Page MenuHomePhabricator

Reindex German, Dutch, and Portugese Wikis to Enabled Unpacked Versions
Open, Needs TriagePublic3 Estimated Story Points

Description

Once T281379 is deployed in MediaWiki_1.37/wmf.8, we can reindex the relevant wikis, to activate ICU normalization, ICU folding, and homoglyph normalization.

Current counts are: German—9 wikis; Dutch—9 wikis, Portuguese—9 wikis (excluding 1 pt-br wiki).

Acceptance Criteria

  • All wikis in the relevant languages are reindexed
  • A before-and-after analysis for each language's Wikipedia is provided

Event Timeline

Mentioned in SAL (#wikimedia-operations) [2021-06-22T13:29:00Z] <Trey314159> reindexing German wikis on elastic@eqiad, elastic@codfw, and cloudelastic complete (T284185)

Mentioned in SAL (#wikimedia-operations) [2021-06-22T16:41:19Z] <Trey314159> reindexing Dutch wikis on elastic@eqiad, elastic@codfw, and cloudelastic (T284185)

Mentioned in SAL (#wikimedia-operations) [2021-06-22T20:12:37Z] <Trey314159> reindexing Dutch wikis on elastic@eqiad, elastic@codfw, and cloudelastic complete (T284185)

Mentioned in SAL (#wikimedia-operations) [2021-06-22T20:12:55Z] <Trey314159> reindexing Portuguese wikis on elastic@eqiad, elastic@codfw, and cloudelastic (T284185)

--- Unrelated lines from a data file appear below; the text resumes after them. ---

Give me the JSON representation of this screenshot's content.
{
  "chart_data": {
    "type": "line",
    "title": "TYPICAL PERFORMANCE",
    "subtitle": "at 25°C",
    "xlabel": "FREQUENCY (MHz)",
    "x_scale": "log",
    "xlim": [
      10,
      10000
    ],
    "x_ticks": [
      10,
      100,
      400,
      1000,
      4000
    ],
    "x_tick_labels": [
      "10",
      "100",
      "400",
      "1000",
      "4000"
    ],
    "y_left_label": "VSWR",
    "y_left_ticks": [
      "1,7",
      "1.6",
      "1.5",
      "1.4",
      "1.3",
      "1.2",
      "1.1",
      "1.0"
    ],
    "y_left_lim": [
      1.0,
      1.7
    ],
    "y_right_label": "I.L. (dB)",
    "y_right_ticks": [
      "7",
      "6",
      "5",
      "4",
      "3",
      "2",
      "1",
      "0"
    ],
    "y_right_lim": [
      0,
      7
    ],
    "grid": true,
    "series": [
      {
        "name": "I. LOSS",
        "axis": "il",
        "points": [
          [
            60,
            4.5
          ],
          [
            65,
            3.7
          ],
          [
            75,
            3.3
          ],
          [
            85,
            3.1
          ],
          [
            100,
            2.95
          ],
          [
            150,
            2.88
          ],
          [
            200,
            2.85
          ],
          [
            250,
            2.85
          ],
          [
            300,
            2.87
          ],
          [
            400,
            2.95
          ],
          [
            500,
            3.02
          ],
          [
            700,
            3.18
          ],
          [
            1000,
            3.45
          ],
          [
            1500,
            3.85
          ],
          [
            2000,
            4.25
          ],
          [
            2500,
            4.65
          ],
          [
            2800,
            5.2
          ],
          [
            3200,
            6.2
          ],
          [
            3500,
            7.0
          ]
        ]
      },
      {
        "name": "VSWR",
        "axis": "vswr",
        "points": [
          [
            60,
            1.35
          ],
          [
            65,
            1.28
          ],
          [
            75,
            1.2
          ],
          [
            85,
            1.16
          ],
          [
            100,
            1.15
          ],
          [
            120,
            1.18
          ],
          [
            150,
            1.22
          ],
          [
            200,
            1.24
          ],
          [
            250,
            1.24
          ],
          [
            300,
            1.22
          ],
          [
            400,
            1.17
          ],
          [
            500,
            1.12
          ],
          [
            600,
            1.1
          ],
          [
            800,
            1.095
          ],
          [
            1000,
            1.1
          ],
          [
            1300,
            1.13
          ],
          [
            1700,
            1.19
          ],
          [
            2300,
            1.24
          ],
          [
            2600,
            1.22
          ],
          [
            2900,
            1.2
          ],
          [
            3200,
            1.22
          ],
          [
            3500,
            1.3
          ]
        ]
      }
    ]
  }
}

Mentioned in SAL (#wikimedia-operations) [2021-06-23T00:02:32Z] <Trey314159> reindexing Portuguese wikis on elastic@eqiad, elastic@codfw, and cloudelastic complete (T284185)

TJones renamed this task from Reindex German, Dutch, and Portugese Wikis to Reindex German, Dutch, and Portugese Wikis to Enabled Unpacked Versions.Jun 23 2021, 10:03 PM

More details on Mediawiki: DE/NL/PT Reindexing Impacts.

Summary:

  • All
    • ICU Folding is the biggest driver of zero-results improvements and increased number of results, usually because of missing diacritics.
    • Reindexing seems to decrease discrepancies between shards, which lowers the incidence rate of queries with a different top result
    • Improved filtering, because in German 6 consonants in a row is perfectly normal; also improved URL and email detection, and filtered very long queries with zero results (another form of junk).
  • German (3K sample)
    • I also disabled the folding of ß to ss in the plain field, as per T87136.
    • Zero results rate dropped by -0.3% absolute change; -1.4% relative change
    • 11.5% of queries got more results in general
    • The query was heisst s.w.a.t. ("what does S.W.A.T. do?") dropped from 3369 down to 67 results because ß and ss no longeer match in the plain field, and s.w.a.t. is not broken up in the text field (word_break_helper is not enabled)
  • Dutch (3K sample)
    • Zero results rate dropped by -0.1% absolute change; -0.4% relative change
    • 8.0% of queries got more results in general
  • Portuguese (3K sample)
    • Zero results rate dropped by -0.4% absolute change; -2.1% relative change
    • 15.3% of queries got more results in general
    • Missing tildes (a instead of ã, or o instead of õ) are the biggest sources of changes
    • The query 1926~ got a lot more hits, but I don't know why. Weird.